La diver­si­té des réponses aux dik­tats impo­sés aux femmes met en lumière la grande créa­ti­vi­té des mou­ve­ments fémi­nistes dans leur lutte pour la réap­pro­pria­tion de leur corps par les femmes.

Des ini­tia­tives citoyennes et asso­cia­tives résistent et le font savoir et entendre. Et trans­mettent aus­si leurs outils de lutte et leurs connais­sances aux géné­ra­tions de femmes en devenir.

La fai­blesse de ces mou­ve­ments réside sans doute dans leur dis­per­sion, cha­cun s’attelant à la décons­truc­tion de telle repré­sen­ta­tion ou à la recon­quête de tel ter­ri­toire anatomique.

L’enjeu de cette conver­gence, c’est de déclen­cher la réac­tion poli­tique tant atten­due. À quand, plus de moyens pour les plan­nings, l’introduction de la sen­si­bi­li­sa­tion à la vie affec­tive dès l’école mater­nelle ? À quand de réelles mesures pour lut­ter contre la trans­for­ma­tion du corps des femmes en objet, via la publi­ci­té et les médias ?
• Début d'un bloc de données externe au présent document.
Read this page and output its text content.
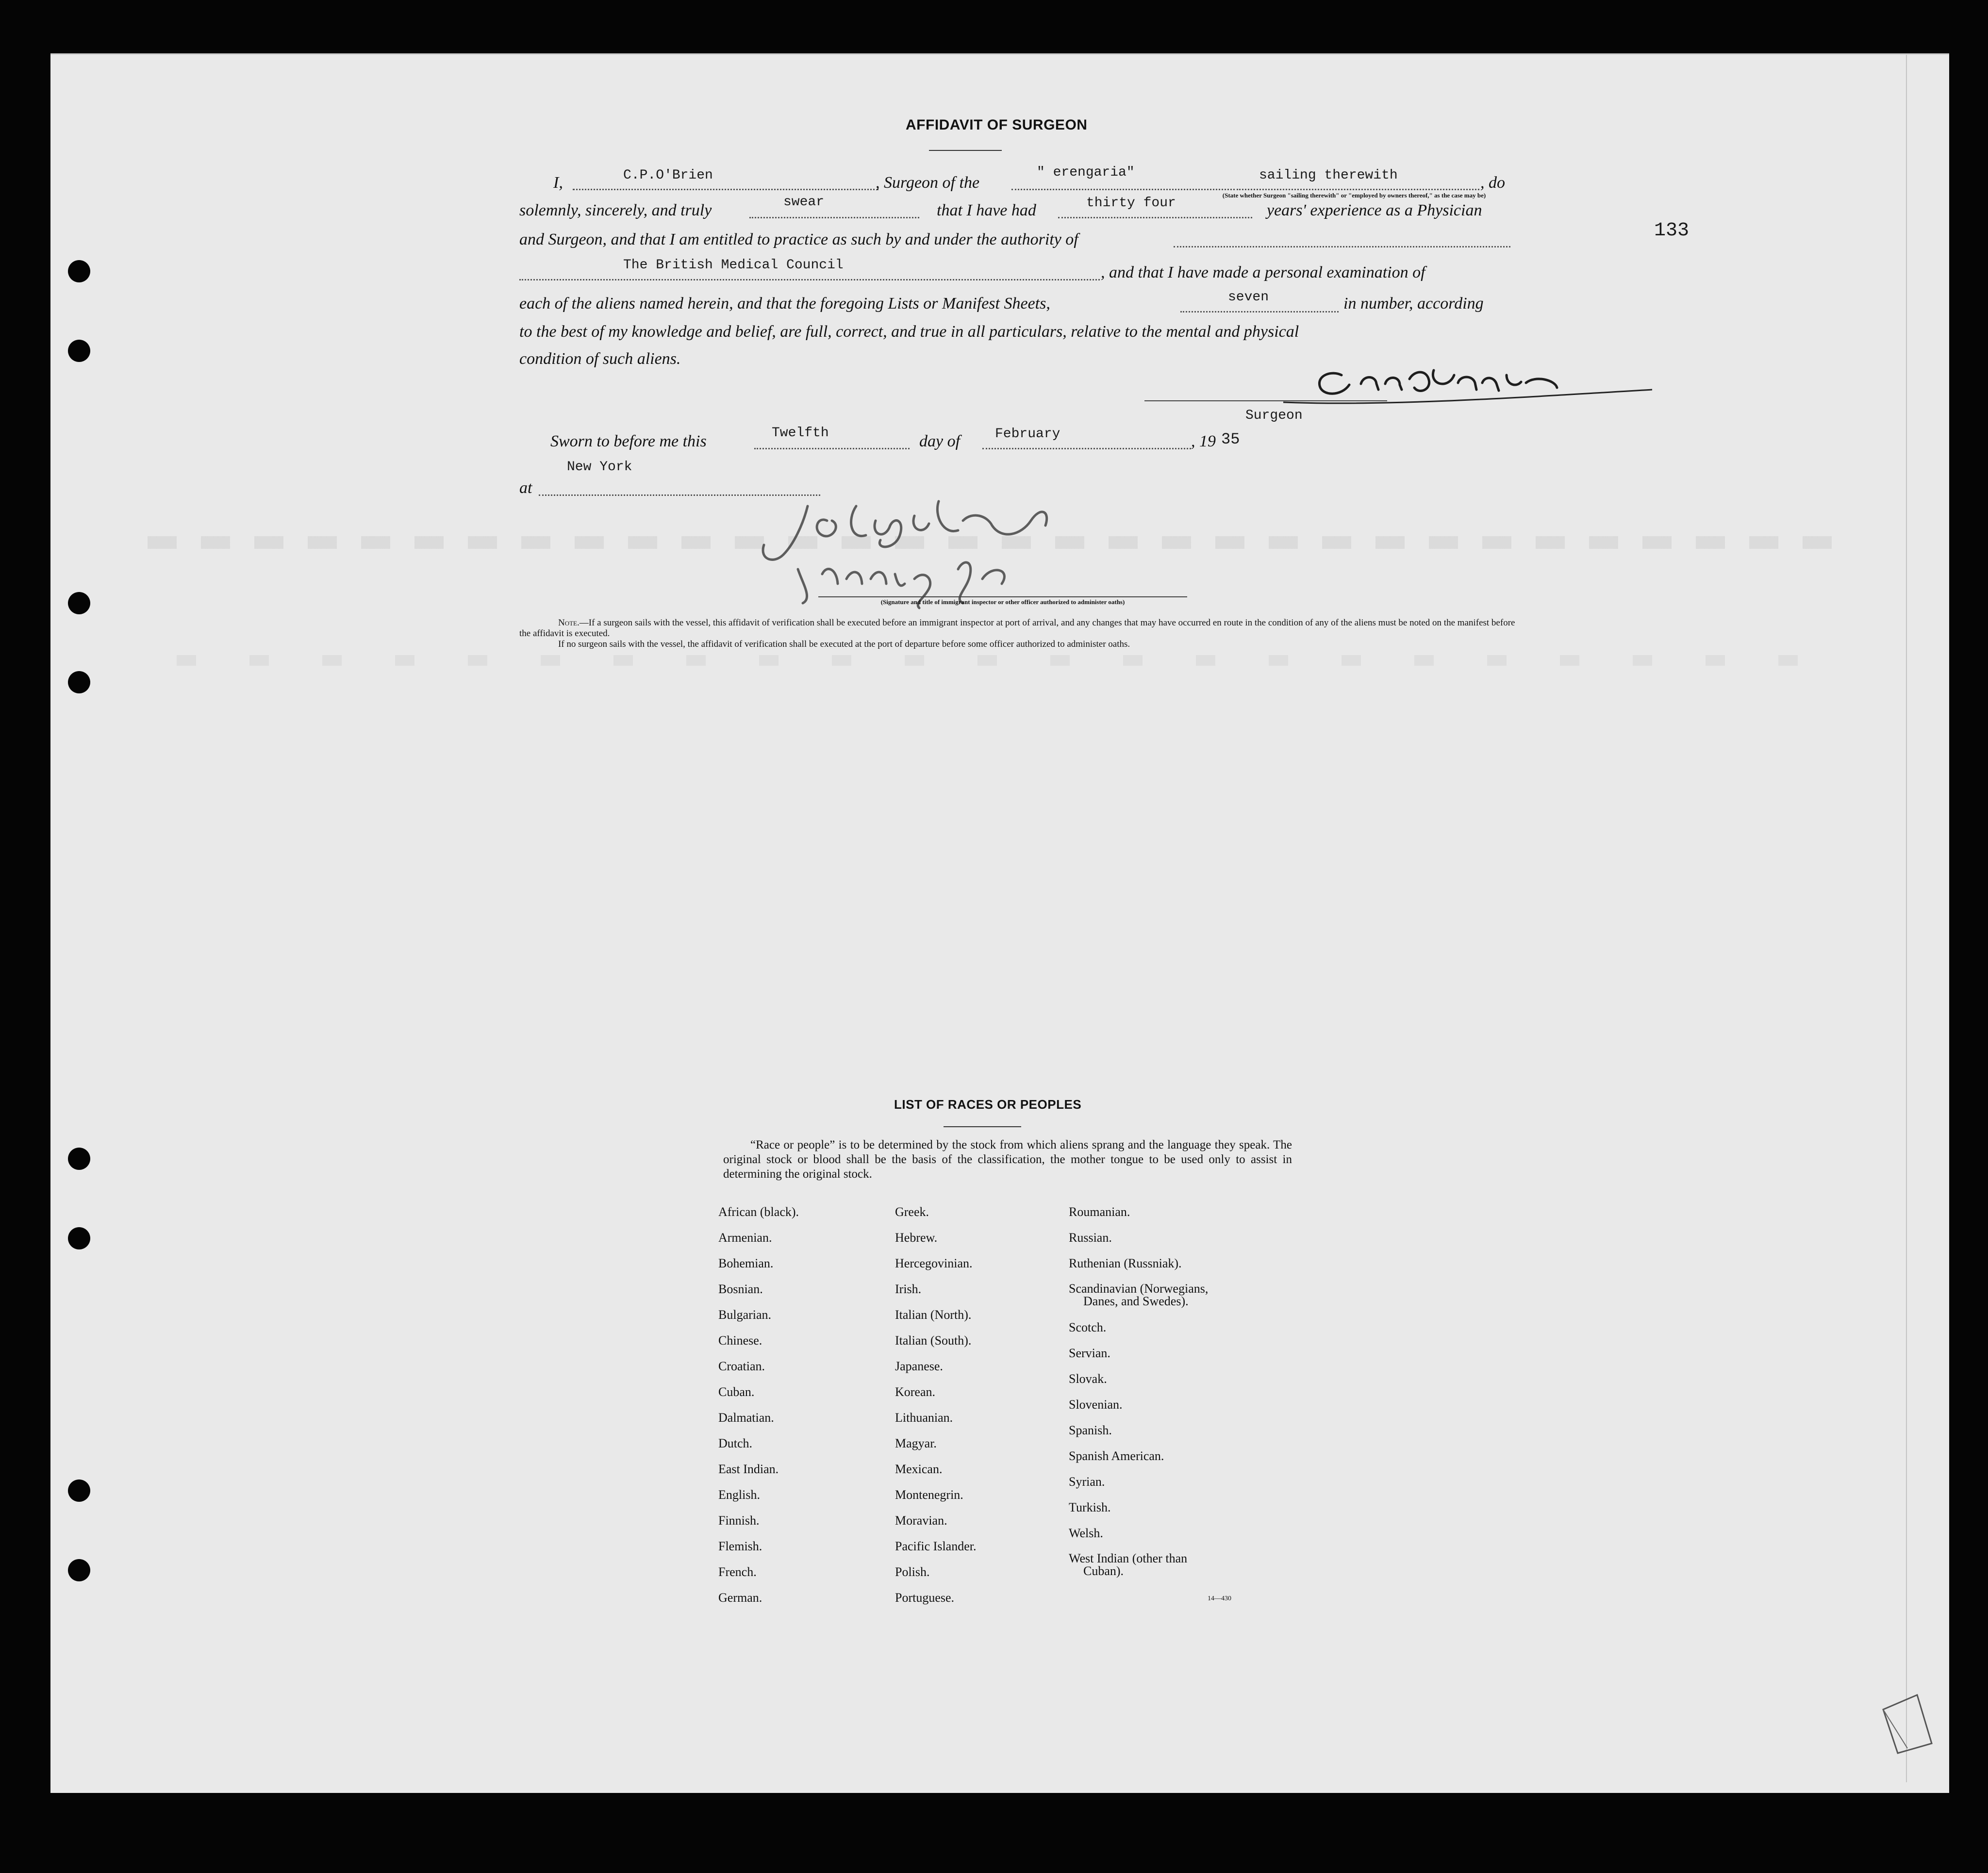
133
AFFIDAVIT OF SURGEON
I,	C.P.O'Brien	, Surgeon of the
" erengaria"	sailing therewith	, do
(State whether Surgeon "sailing therewith" or "employed by owners thereof," as the case may be)
solemnly, sincerely, and truly	swear	that I have had	thirty four	years' experience as a Physician
and Surgeon, and that I am entitled to practice as such by and under the authority of
The British Medical Council	, and that I have made a personal examination of
each of the aliens named herein, and that the foregoing Lists or Manifest Sheets,	seven	in number, according
to the best of my knowledge and belief, are full, correct, and true in all particulars, relative to the mental and physical
condition of such aliens.
Surgeon
Sworn to before me this	Twelfth	day of	February	, 19 35
New York
at
(Signature and title of immigrant inspector or other officer authorized to administer oaths)
Note.—If a surgeon sails with the vessel, this affidavit of verification shall be executed before an immigrant inspector at port of arrival, and any changes that may have occurred en route in the condition of any of the aliens must be noted on the manifest before the affidavit is executed.
If no surgeon sails with the vessel, the affidavit of verification shall be executed at the port of departure before some officer authorized to administer oaths.
LIST OF RACES OR PEOPLES
“Race or people” is to be determined by the stock from which aliens sprang and the language they speak. The original stock or blood shall be the basis of the classification, the mother tongue to be used only to assist in determining the original stock.
African (black).
Armenian.
Bohemian.
Bosnian.
Bulgarian.
Chinese.
Croatian.
Cuban.
Dalmatian.
Dutch.
East Indian.
English.
Finnish.
Flemish.
French.
German.
Greek.
Hebrew.
Hercegovinian.
Irish.
Italian (North).
Italian (South).
Japanese.
Korean.
Lithuanian.
Magyar.
Mexican.
Montenegrin.
Moravian.
Pacific Islander.
Polish.
Portuguese.
Roumanian.
Russian.
Ruthenian (Russniak).
Scandinavian (Norwegians,
Danes, and Swedes).
Scotch.
Servian.
Slovak.
Slovenian.
Spanish.
Spanish American.
Syrian.
Turkish.
Welsh.
West Indian (other than
Cuban).
14—430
Le che­min est long, mais on ne lâche rien, et si le patriar­cat n’est pas encore un loin­tain et mau­vais sou­ve­nir, la mobi­li­sa­tion des nou­velles géné­ra­tions de fémi­nistes, anti­ra­cistes et éco­lo­gistes ne devrait plus lui garan­tir une retraite paisible.

  1. La gla­bri­té consiste à pré­sen­ter un corps exempt de toute pilosité.